A few weeks ago we looked at John 15 and the illustration Jesus used to show how his life gets formed in us. It’s called the vine and branches.
Jesus is the vine who gives life through his Spirit and he wants us to bear fruit. We are the branches, he says, and our job is to remain in Jesus, to stay connected to the vine. We can’t produce the fruit on our own. Jesus produces the fruit. And as we stay connected to the vine his life flows into our lives and transformation happens.
And how do we stay connected to Jesus? We put ourselves in places where Jesus is. Jesus pours his life into us in worship, in prayer, in solitude, through Scripture, through confession, through serving, through helping the poor. They are different for each of us. These are called spiritual disciplines that transform us into disciples. They make space in our lives for Christ to form his life in us.
Richard Foster puts it this way, “Spiritual disciplines are the main way we offer our bodies up to God as a living sacrifice ... God then takes this simple offering of ourselves and does with it what we cannot do, producing within us deeply ingrained habits of love and peace and joy in the Holy Spirit.”
Jennifer mentioned four spiritual disciplines in her story. To overcome her negative thoughts she realized that she needed to confess them, to bring them out of the darkness into the light. That’s where healing happens. She needed the reminder of Scripture to refocus her thoughts on things that are positive. She needed community and others to be aware of her struggle. And she needed prayer. Those are all places that allow Jesus to pour his life and his thoughts into us. So we need to stay connected to Christ.
Looking back again at that quote … And all this is for the glory of God, for the abundance of our own life, and for the sake of others.

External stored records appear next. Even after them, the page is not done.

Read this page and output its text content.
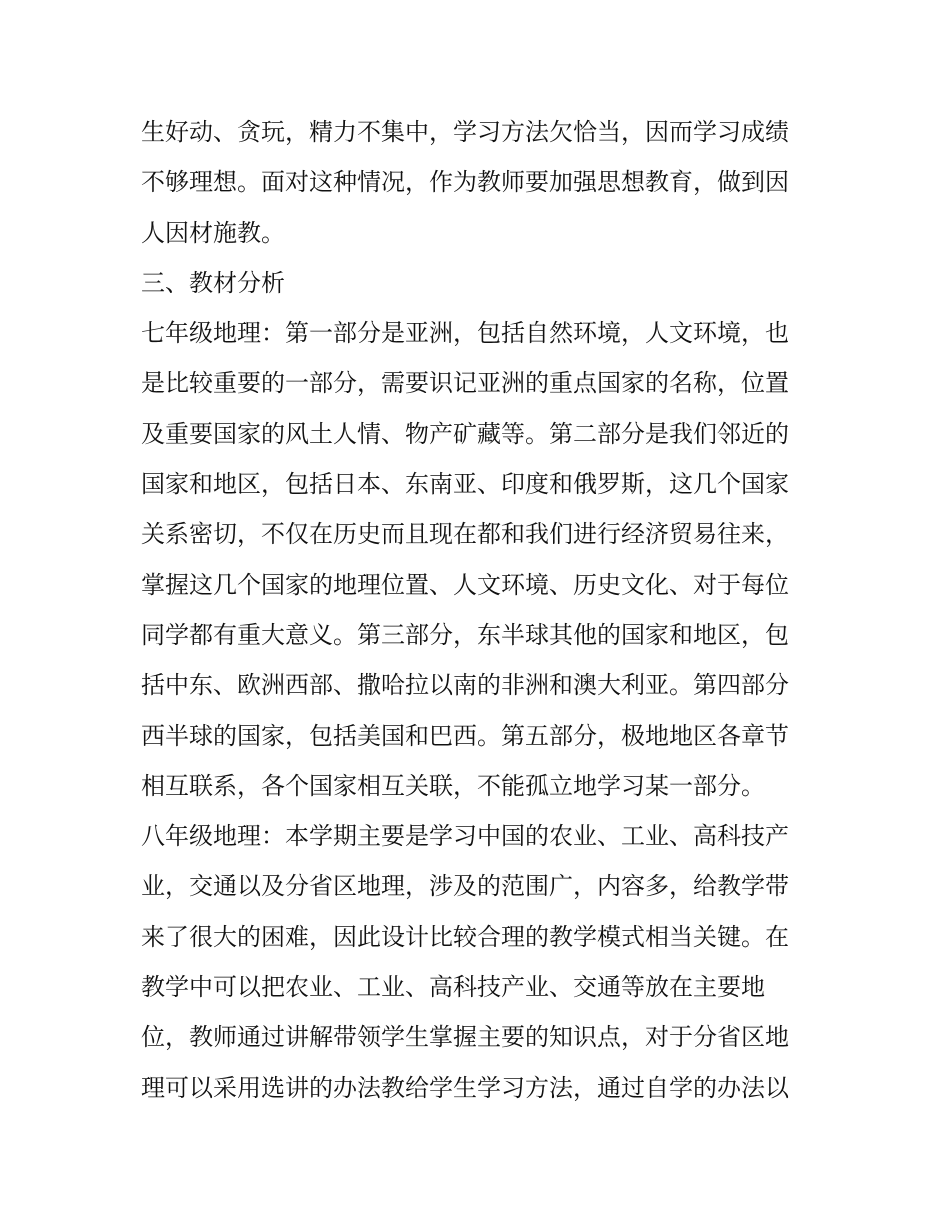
生好动、贪玩，精力不集中，学习方法欠恰当，因而学习成绩
不够理想。面对这种情况，作为教师要加强思想教育，做到因
人因材施教。
三、教材分析
七年级地理：第一部分是亚洲，包括自然环境，人文环境，也
是比较重要的一部分，需要识记亚洲的重点国家的名称，位置
及重要国家的风土人情、物产矿藏等。第二部分是我们邻近的
国家和地区，包括日本、东南亚、印度和俄罗斯，这几个国家
关系密切，不仅在历史而且现在都和我们进行经济贸易往来，
掌握这几个国家的地理位置、人文环境、历史文化、对于每位
同学都有重大意义。第三部分，东半球其他的国家和地区，包
括中东、欧洲西部、撒哈拉以南的非洲和澳大利亚。第四部分
西半球的国家，包括美国和巴西。第五部分，极地地区各章节
相互联系，各个国家相互关联，不能孤立地学习某一部分。
八年级地理：本学期主要是学习中国的农业、工业、高科技产
业，交通以及分省区地理，涉及的范围广，内容多，给教学带
来了很大的困难，因此设计比较合理的教学模式相当关键。在
教学中可以把农业、工业、高科技产业、交通等放在主要地
位，教师通过讲解带领学生掌握主要的知识点，对于分省区地
理可以采用选讲的办法教给学生学习方法，通过自学的办法以
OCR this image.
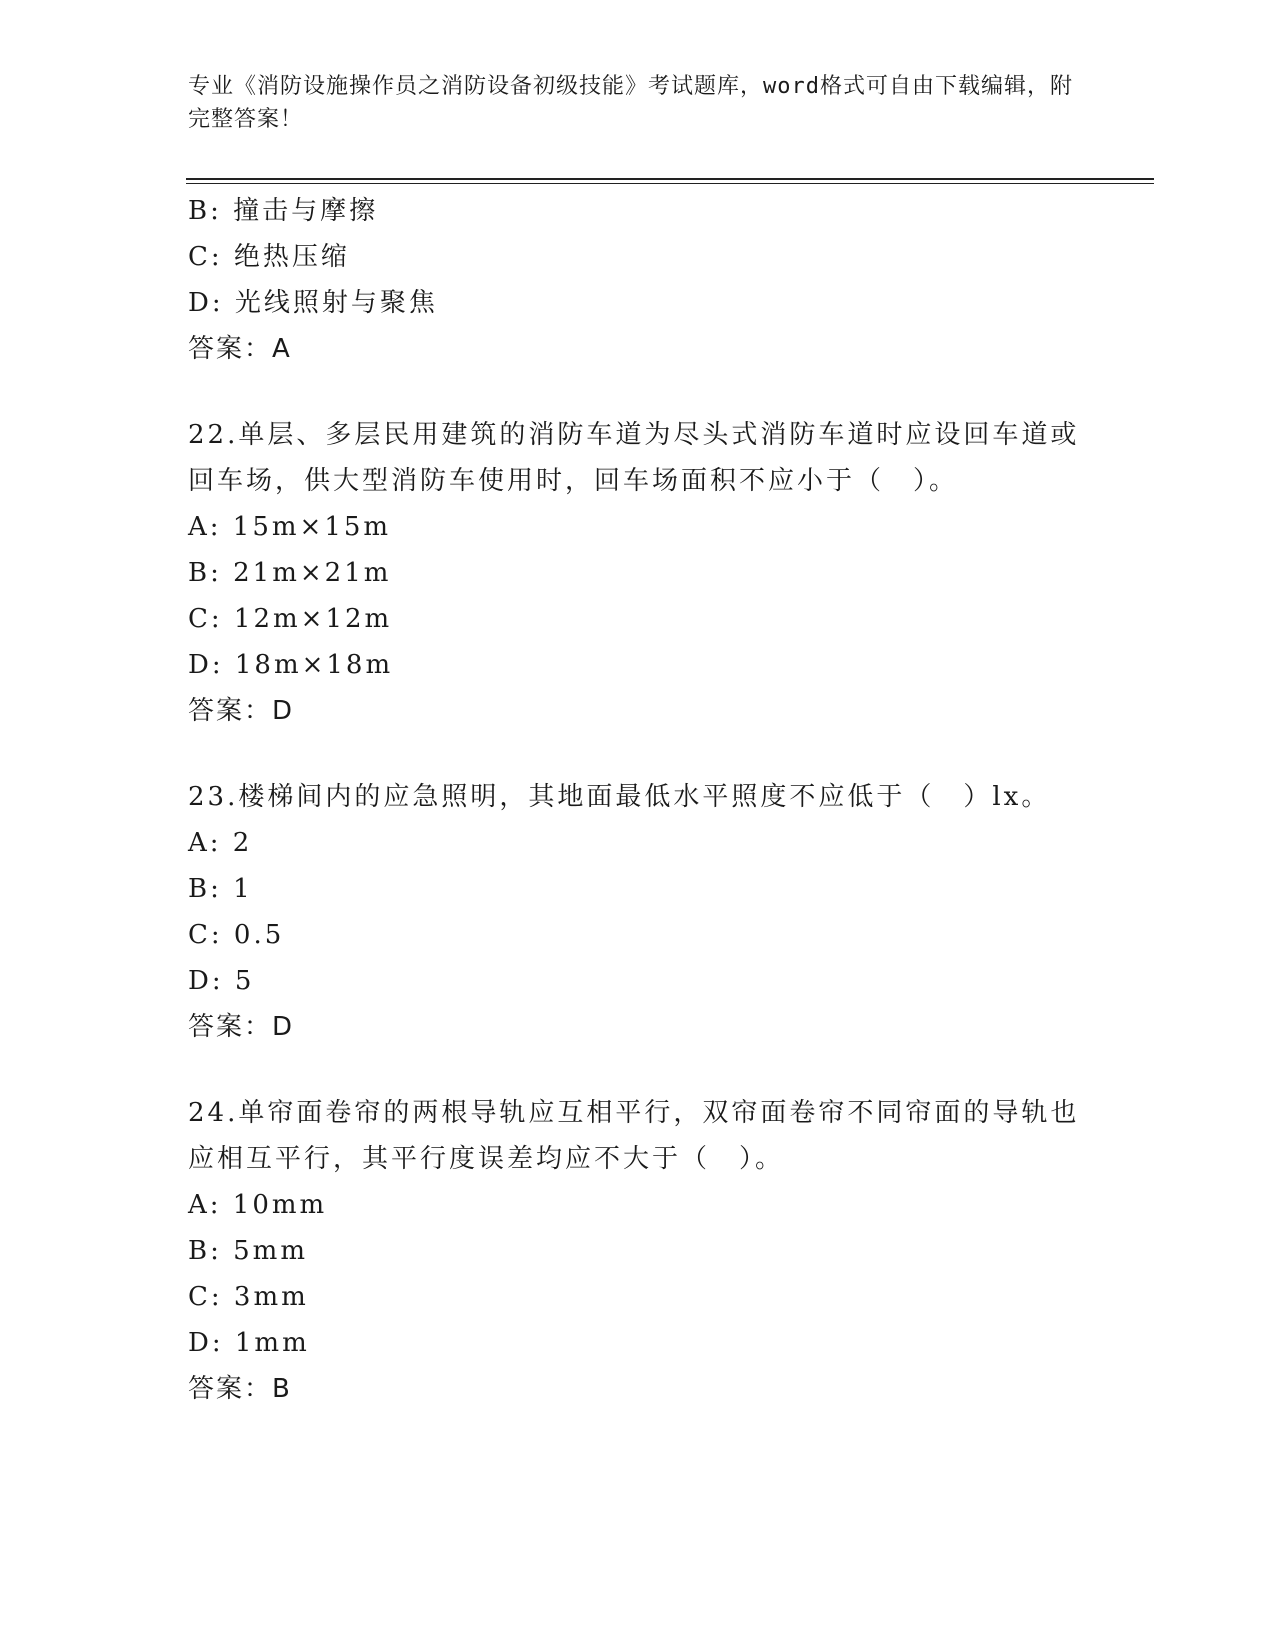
专业《消防设施操作员之消防设备初级技能》考试题库，word格式可自由下载编辑，附完整答案！
B: 撞击与摩擦
C: 绝热压缩
D: 光线照射与聚焦
答案：A
22.单层、多层民用建筑的消防车道为尽头式消防车道时应设回车道或
回车场，供大型消防车使用时，回车场面积不应小于（　）。
A: 15m×15m
B: 21m×21m
C: 12m×12m
D: 18m×18m
答案：D
23.楼梯间内的应急照明，其地面最低水平照度不应低于（　）lx。
A: 2
B: 1
C: 0.5
D: 5
答案：D
24.单帘面卷帘的两根导轨应互相平行，双帘面卷帘不同帘面的导轨也
应相互平行，其平行度误差均应不大于（　）。
A: 10mm
B: 5mm
C: 3mm
D: 1mm
答案：B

I love how this passage ends in The Message. Romans 12:2, You’ll be changed from the inside out. Readily recognize what he wants from you, and quickly respond to it. Unlike the culture around you, always dragging you down to its level of immaturity, God brings the best out of you, develops well-formed maturity in you.
Friends, God is maturing us. He wants the best for us. But sometimes stuff gets in the way. So I’d like to close
by giving us a chance to have some quiet right now, just like last week, to confess anything that may be hindering Jesus life from flowing through us. So take some time right now and then I’ll close our gathering with prayer.